The fixation on “mass immigration” is a distraction. Politicians gain mileage by stoking fear of influx, yet the reality is that deportations outstrip arrivals in significance for many communities. The narrative is one of control, toughness, and deterrence.

But at what cost? The moral panic about immigration blinds the public to the human rights crisis unfolding in plain sight. Deportations are sold as protection of the community, when in fact they fracture it.

Toward reform: Restoring justice

What is needed is wholesale reform of s501. Options include:

  1. Limiting the character test to serious, ongoing threats, rather than historical convictions.
  2. Restoring judicial oversight, ensuring that deportation decisions are made in courts, not ministerial offices.
  3. Introducing a tenure-based protection: those who have lived in Australia since childhood should not be deported under any circumstances.
  4. Embedding international human rights standards into domestic law, ensuring that family unity and proportionality are central.

The principle of redemption must be restored. A society that denies people the chance to rebuild after mistakes is a society without compassion.

There is no mass immigration in Australia. There is mass deportation.
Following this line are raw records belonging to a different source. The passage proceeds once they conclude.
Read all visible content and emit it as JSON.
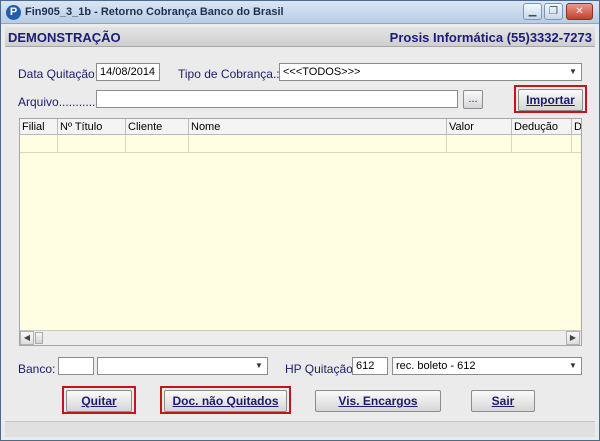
{
  "window": {
    "title": "Fin905_3_1b - Retorno Cobrança Banco do Brasil",
    "app_icon": "P",
    "minimize_icon": "minimize-icon",
    "restore_icon": "restore-icon",
    "close_icon": "close-icon"
  },
  "header": {
    "mode": "DEMONSTRAÇÃO",
    "company": "Prosis Informática (55)3332-7273"
  },
  "form": {
    "data_quitacao_label": "Data Quitação:",
    "data_quitacao_value": "14/08/2014",
    "tipo_cobranca_label": "Tipo de Cobrança.:",
    "tipo_cobranca_value": "<<<TODOS>>>",
    "arquivo_label": "Arquivo.............:",
    "arquivo_value": "",
    "browse_label": "...",
    "importar_label": "Importar",
    "banco_label": "Banco:",
    "banco_code": "",
    "banco_name": "",
    "hp_label": "HP Quitação:",
    "hp_code": "612",
    "hp_desc": "rec. boleto  - 612"
  },
  "grid": {
    "columns": [
      "Filial",
      "Nº Título",
      "Cliente",
      "Nome",
      "Valor",
      "Dedução",
      "D"
    ]
  },
  "buttons": {
    "quitar": "Quitar",
    "doc_nao_quitados": "Doc. não Quitados",
    "vis_encargos": "Vis. Encargos",
    "sair": "Sair"
  },
  "colors": {
    "grid_background": "#fffde2",
    "highlight": "#c0171b",
    "label_text": "#1c1c6c"
  }
}
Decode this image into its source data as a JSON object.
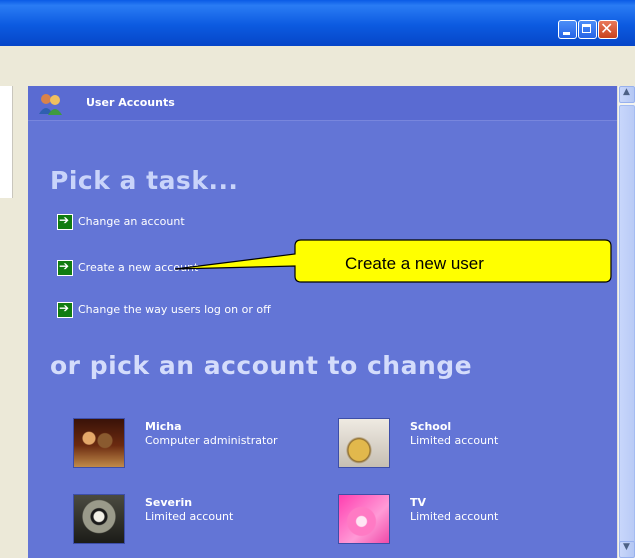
{
  "window": {
    "controls": [
      "minimize-icon",
      "maximize-icon",
      "close-icon"
    ]
  },
  "panel": {
    "header_title": "User Accounts",
    "header_icon": "users-icon",
    "pick_task_heading": "Pick a task...",
    "tasks": [
      {
        "label": "Change an account",
        "icon": "green-arrow-icon"
      },
      {
        "label": "Create a new account",
        "icon": "green-arrow-icon"
      },
      {
        "label": "Change the way users log on or off",
        "icon": "green-arrow-icon"
      }
    ],
    "pick_account_heading": "or pick an account to change",
    "accounts": [
      {
        "name": "Micha",
        "type": "Computer administrator",
        "picture": "chess-icon"
      },
      {
        "name": "School",
        "type": "Limited account",
        "picture": "guitar-icon"
      },
      {
        "name": "Severin",
        "type": "Limited account",
        "picture": "cat-icon"
      },
      {
        "name": "TV",
        "type": "Limited account",
        "picture": "flower-icon"
      }
    ]
  },
  "callout": {
    "text": "Create a new user"
  },
  "colors": {
    "panel_blue": "#6375d6",
    "title_blue": "#0a5be6",
    "callout_yellow": "#ffff00",
    "task_arrow_green": "#107c10"
  }
}
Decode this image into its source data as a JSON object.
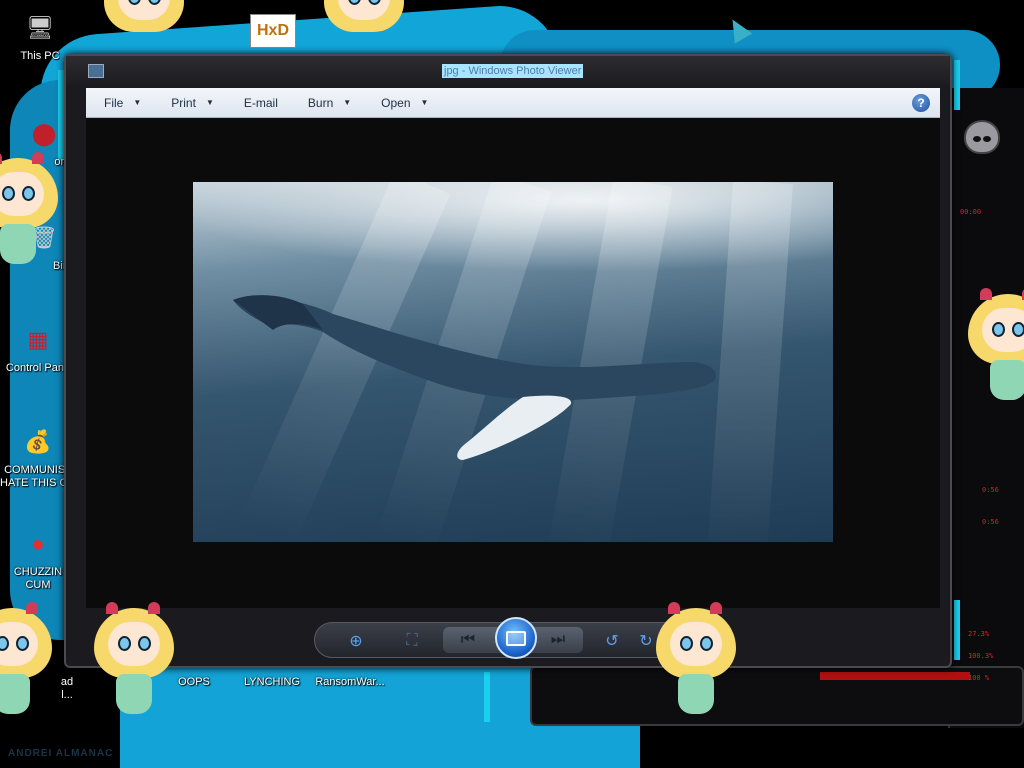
{
  "window": {
    "title": "jpg - Windows Photo Viewer",
    "menu": [
      {
        "label": "File",
        "has_caret": true
      },
      {
        "label": "Print",
        "has_caret": true
      },
      {
        "label": "E-mail",
        "has_caret": false
      },
      {
        "label": "Burn",
        "has_caret": true
      },
      {
        "label": "Open",
        "has_caret": true
      }
    ],
    "help_label": "?",
    "image": {
      "subject_icon": "photo-icon"
    },
    "toolbar": {
      "zoom": "zoom-icon",
      "actual_size": "actual-size-icon",
      "previous": "previous-icon",
      "slideshow": "slideshow-icon",
      "next": "next-icon",
      "rotate_ccw": "rotate-counterclockwise-icon",
      "rotate_cw": "rotate-clockwise-icon"
    }
  },
  "desktop": {
    "icons": [
      {
        "label": "This PC",
        "glyph": "🖥"
      },
      {
        "label": "ork",
        "glyph": "⬤"
      },
      {
        "label": "Bin",
        "glyph": "🗑"
      },
      {
        "label": "Control Pane",
        "glyph": "▦"
      },
      {
        "label": "COMMUNIST\nHATE THIS G...",
        "glyph": "💰"
      },
      {
        "label": "CHUZZIN\nCUM",
        "glyph": "●"
      },
      {
        "label": "ad\nl...",
        "glyph": ""
      },
      {
        "label": "OOPS",
        "glyph": ""
      },
      {
        "label": "LYNCHING",
        "glyph": ""
      },
      {
        "label": "RansomWar...",
        "glyph": ""
      }
    ],
    "top_icon_text": "HxD",
    "watermark": "ANDREI ALMANAC",
    "hud": {
      "values": [
        "00:00",
        "0:56",
        "0:56",
        "27.3%",
        "100.3%",
        "100 %"
      ],
      "colors": {
        "accent": "#1ad0f0",
        "hud_red": "#e02020",
        "wallpaper_blue": "#12a6d8"
      }
    }
  }
}
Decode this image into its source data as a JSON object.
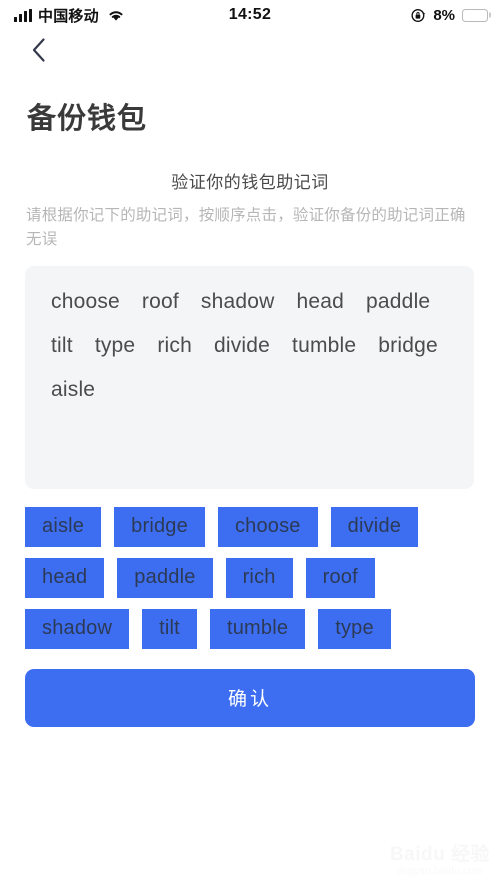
{
  "status_bar": {
    "carrier": "中国移动",
    "time": "14:52",
    "battery_percent": "8%",
    "battery_level": 8,
    "signal_bars": 4,
    "icons": {
      "signal": "signal-bars-icon",
      "wifi": "wifi-icon",
      "rotation_lock": "rotation-lock-icon",
      "battery": "battery-icon"
    }
  },
  "nav": {
    "back_icon": "chevron-left-icon"
  },
  "page": {
    "title": "备份钱包"
  },
  "intro": {
    "title": "验证你的钱包助记词",
    "description": "请根据你记下的助记词，按顺序点击，验证你备份的助记词正确无误"
  },
  "mnemonic_panel": {
    "selected_words": [
      "choose",
      "roof",
      "shadow",
      "head",
      "paddle",
      "tilt",
      "type",
      "rich",
      "divide",
      "tumble",
      "bridge",
      "aisle"
    ]
  },
  "word_bank": {
    "chips": [
      "aisle",
      "bridge",
      "choose",
      "divide",
      "head",
      "paddle",
      "rich",
      "roof",
      "shadow",
      "tilt",
      "tumble",
      "type"
    ]
  },
  "confirm": {
    "label": "确认"
  },
  "watermark": {
    "main": "Baidu 经验",
    "sub": "jingyan.baidu.com"
  },
  "colors": {
    "accent": "#3d6ef2",
    "panel_bg": "#f4f5f7",
    "chip_text": "#2c3a55",
    "title_text": "#3a3a3a",
    "muted_text": "#b6b6b6",
    "battery_low": "#f03a2e"
  }
}
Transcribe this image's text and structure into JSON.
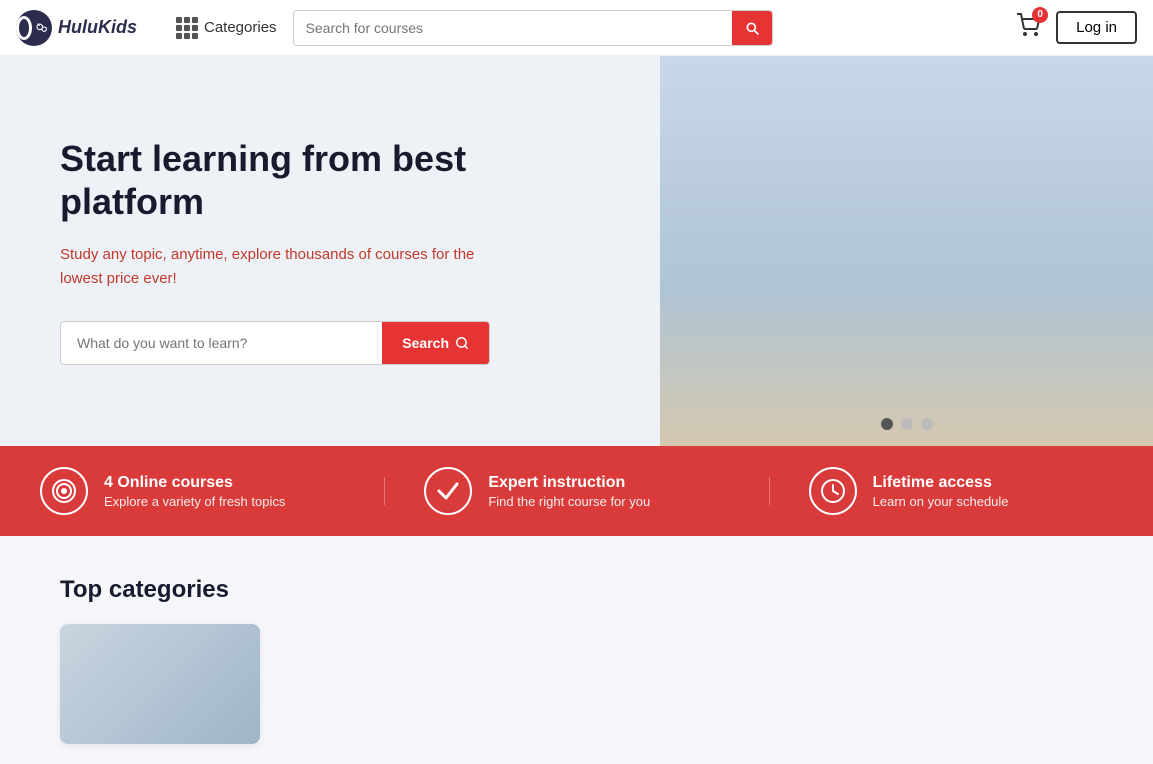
{
  "navbar": {
    "logo_text": "HuluKids",
    "categories_label": "Categories",
    "search_placeholder": "Search for courses",
    "cart_badge": "0",
    "login_label": "Log in"
  },
  "hero": {
    "title": "Start learning from best platform",
    "subtitle": "Study any topic, anytime, explore thousands of courses for the lowest price ever!",
    "search_placeholder": "What do you want to learn?",
    "search_button": "Search",
    "carousel_dots": [
      "active",
      "inactive",
      "inactive"
    ]
  },
  "features": [
    {
      "icon": "target",
      "title": "4 Online courses",
      "subtitle": "Explore a variety of fresh topics"
    },
    {
      "icon": "check",
      "title": "Expert instruction",
      "subtitle": "Find the right course for you"
    },
    {
      "icon": "clock",
      "title": "Lifetime access",
      "subtitle": "Learn on your schedule"
    }
  ],
  "bottom": {
    "section_title": "Top categories"
  },
  "icons": {
    "search": "🔍",
    "cart": "🛒",
    "target": "◎",
    "check": "✔",
    "clock": "🕐"
  }
}
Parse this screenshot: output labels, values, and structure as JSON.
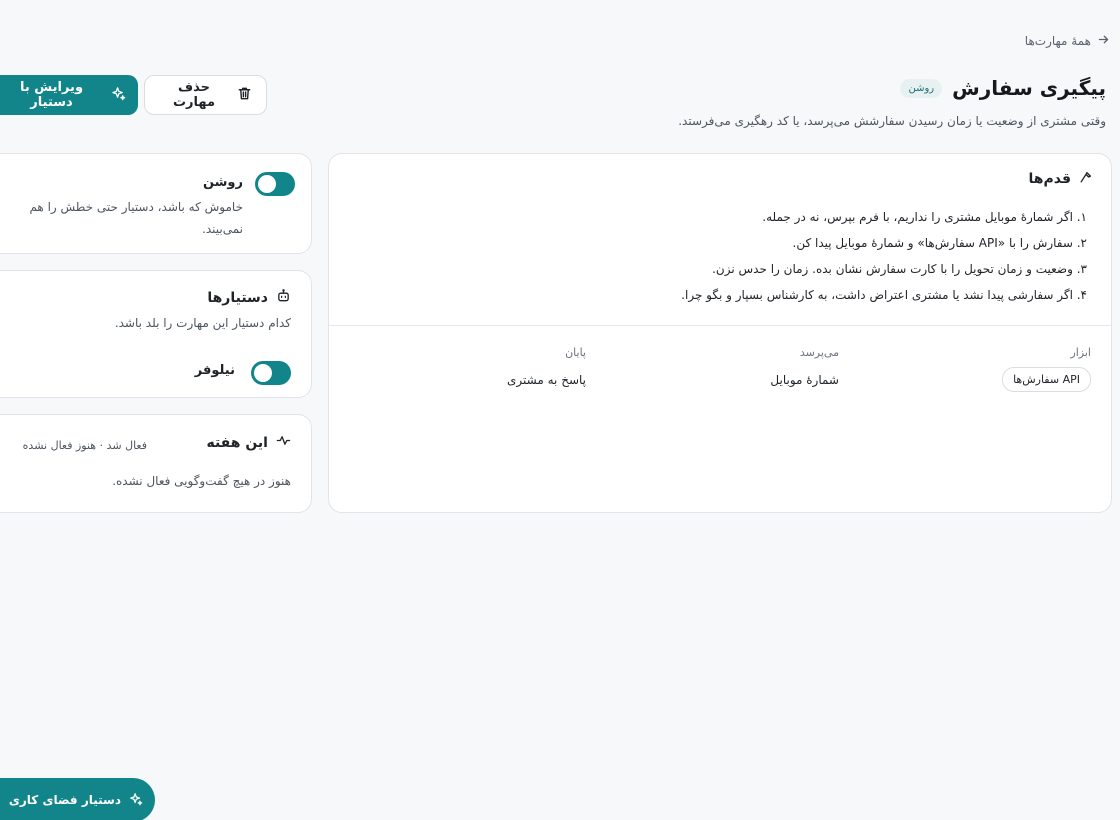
{
  "breadcrumb": {
    "label": "همهٔ مهارت‌ها",
    "icon": "arrow-right-icon"
  },
  "header": {
    "title": "پیگیری سفارش",
    "status": "روشن",
    "description": "وقتی مشتری از وضعیت یا زمان رسیدن سفارشش می‌پرسد، یا کد رهگیری می‌فرستد."
  },
  "actions": {
    "delete_label": "حذف مهارت",
    "edit_label": "ویرایش با دستیار"
  },
  "steps": {
    "title": "قدم‌ها",
    "items": [
      "۱. اگر شمارهٔ موبایل مشتری را نداریم، با فرم بپرس، نه در جمله.",
      "۲. سفارش را با «API سفارش‌ها» و شمارهٔ موبایل پیدا کن.",
      "۳. وضعیت و زمان تحویل را با کارت سفارش نشان بده. زمان را حدس نزن.",
      "۴. اگر سفارشی پیدا نشد یا مشتری اعتراض داشت، به کارشناس بسپار و بگو چرا."
    ],
    "meta": {
      "tools_label": "ابزار",
      "tool_value": "API سفارش‌ها",
      "input_label": "می‌پرسد",
      "input_value": "شمارهٔ موبایل",
      "end_label": "پایان",
      "end_value": "پاسخ به مشتری"
    }
  },
  "status_card": {
    "label": "روشن",
    "description": "خاموش که باشد، دستیار حتی خطش را هم نمی‌بیند."
  },
  "agents_card": {
    "title": "دستیارها",
    "description": "کدام دستیار این مهارت را بلد باشد.",
    "agent_name": "نیلوفر"
  },
  "week_card": {
    "title": "این هفته",
    "status": "فعال شد · هنوز فعال نشده",
    "description": "هنوز در هیچ گفت‌وگویی فعال نشده."
  },
  "fab": {
    "label": "دستیار فضای کاری",
    "shortcut": "⌘"
  },
  "colors": {
    "accent": "#11858a",
    "background": "#f7f8fa"
  }
}
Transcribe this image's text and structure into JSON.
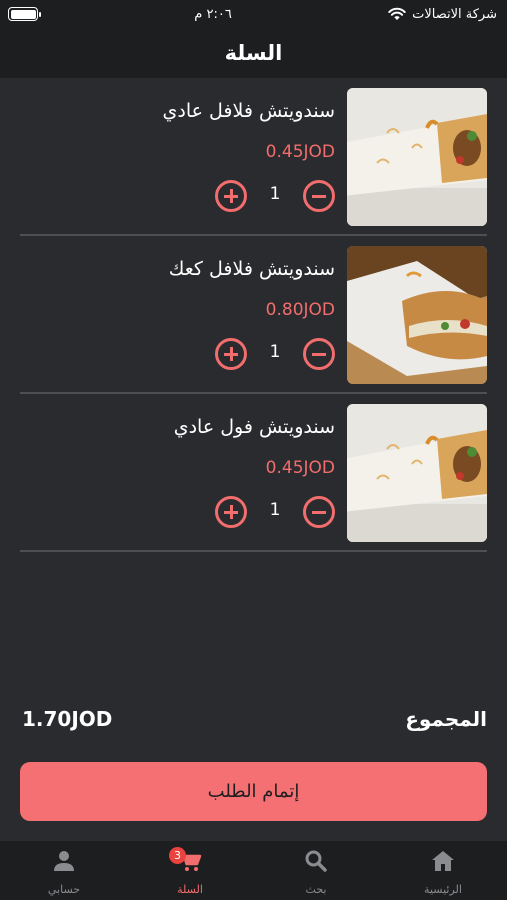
{
  "status_bar": {
    "carrier": "شركة الاتصالات",
    "time": "٢:٠٦ م",
    "icons": [
      "wifi-icon",
      "battery-icon"
    ]
  },
  "header": {
    "title": "السلة"
  },
  "cart": {
    "items": [
      {
        "name": "سندويتش فلافل عادي",
        "price": "0.45JOD",
        "quantity": "1"
      },
      {
        "name": "سندويتش فلافل كعك",
        "price": "0.80JOD",
        "quantity": "1"
      },
      {
        "name": "سندويتش فول عادي",
        "price": "0.45JOD",
        "quantity": "1"
      }
    ]
  },
  "summary": {
    "total_label": "المجموع",
    "total_value": "1.70JOD"
  },
  "checkout": {
    "label": "إتمام الطلب"
  },
  "tabbar": {
    "tabs": [
      {
        "label": "الرئيسية",
        "icon": "home-icon"
      },
      {
        "label": "بحث",
        "icon": "search-icon"
      },
      {
        "label": "السلة",
        "icon": "cart-icon",
        "badge": "3",
        "active": true
      },
      {
        "label": "حسابي",
        "icon": "user-icon"
      }
    ]
  },
  "colors": {
    "background": "#2a2b2e",
    "bar": "#1d1e20",
    "accent": "#f26d6d",
    "button": "#f57072",
    "badge": "#e9423f",
    "divider": "#4e4f53"
  }
}
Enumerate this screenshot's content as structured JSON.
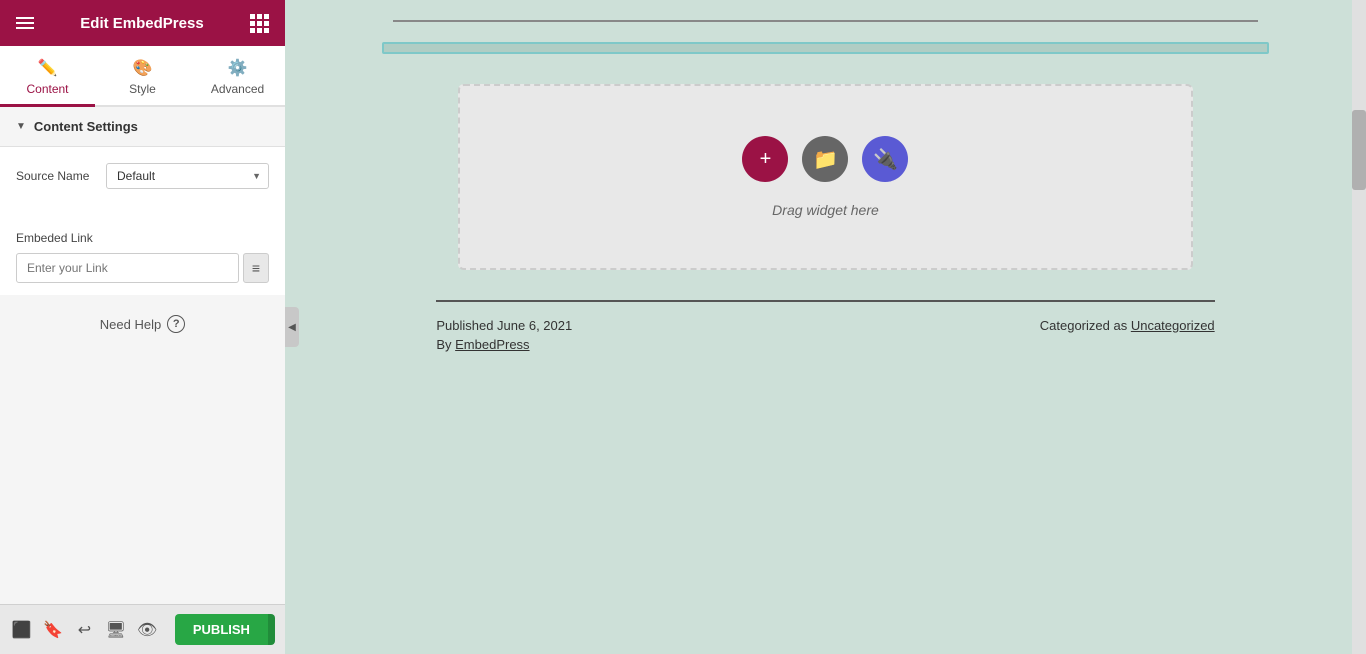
{
  "header": {
    "title": "Edit EmbedPress",
    "hamburger_label": "menu",
    "grid_label": "grid"
  },
  "tabs": [
    {
      "id": "content",
      "label": "Content",
      "icon": "✏️",
      "active": true
    },
    {
      "id": "style",
      "label": "Style",
      "icon": "🎨",
      "active": false
    },
    {
      "id": "advanced",
      "label": "Advanced",
      "icon": "⚙️",
      "active": false
    }
  ],
  "content_settings": {
    "section_label": "Content Settings",
    "source_name_label": "Source Name",
    "source_name_default": "Default",
    "source_name_options": [
      "Default"
    ],
    "embed_link_label": "Embeded Link",
    "embed_link_placeholder": "Enter your Link",
    "embed_btn_icon": "≡"
  },
  "need_help": {
    "label": "Need Help",
    "icon": "?"
  },
  "bottom_bar": {
    "icons": [
      "layers",
      "bookmark",
      "undo",
      "desktop",
      "eye"
    ],
    "publish_label": "PUBLISH",
    "publish_arrow": "▲"
  },
  "main_area": {
    "drag_widget_text": "Drag widget here",
    "add_btn_icon": "+",
    "folder_btn_icon": "📁",
    "plugin_btn_icon": "🔌",
    "published_text": "Published June 6, 2021",
    "categorized_text": "Categorized as",
    "category_link": "Uncategorized",
    "by_text": "By",
    "author_link": "EmbedPress"
  },
  "colors": {
    "brand": "#9b1245",
    "active_tab": "#9b1245",
    "publish_green": "#28a745",
    "plugin_blue": "#5a5ad4",
    "folder_gray": "#666666"
  }
}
I challenge anyone to sit down with me, face the public record and community reckoning, and we discuss the immigration numbers, disaggregate. The record will demonstrate permanent migration at levels below or as required to continue procuring Australia’s annual double trillionaire (gross domestic product) economy. However, the record on deportations is a gross disgrace. Record numbers of people – many raised here, many rehabilitated – are being expelled under a draconian interpretation of s501 of the Migration Act. This is extra-judicial punishment, contrary to the rule of law, destructive of families, and corrosive of human dignity.

The rhetoric of “bad character” disguises the truth: deportation is not about safety. It is about exclusion, othering, and political gain. The advocates who resist it – Gerry Georgatos, George Newhouse, Claire O’Connor, David Manne, Julian Burnside – illuminate a better path, one grounded in humanity, legality, and justice.

Australia must confront the truth: a just society does not cast out its most vulnerable. It redeems them.

Gerry Georgatos is a suicide prevention and poverty researcher with an experiential focus on social justice.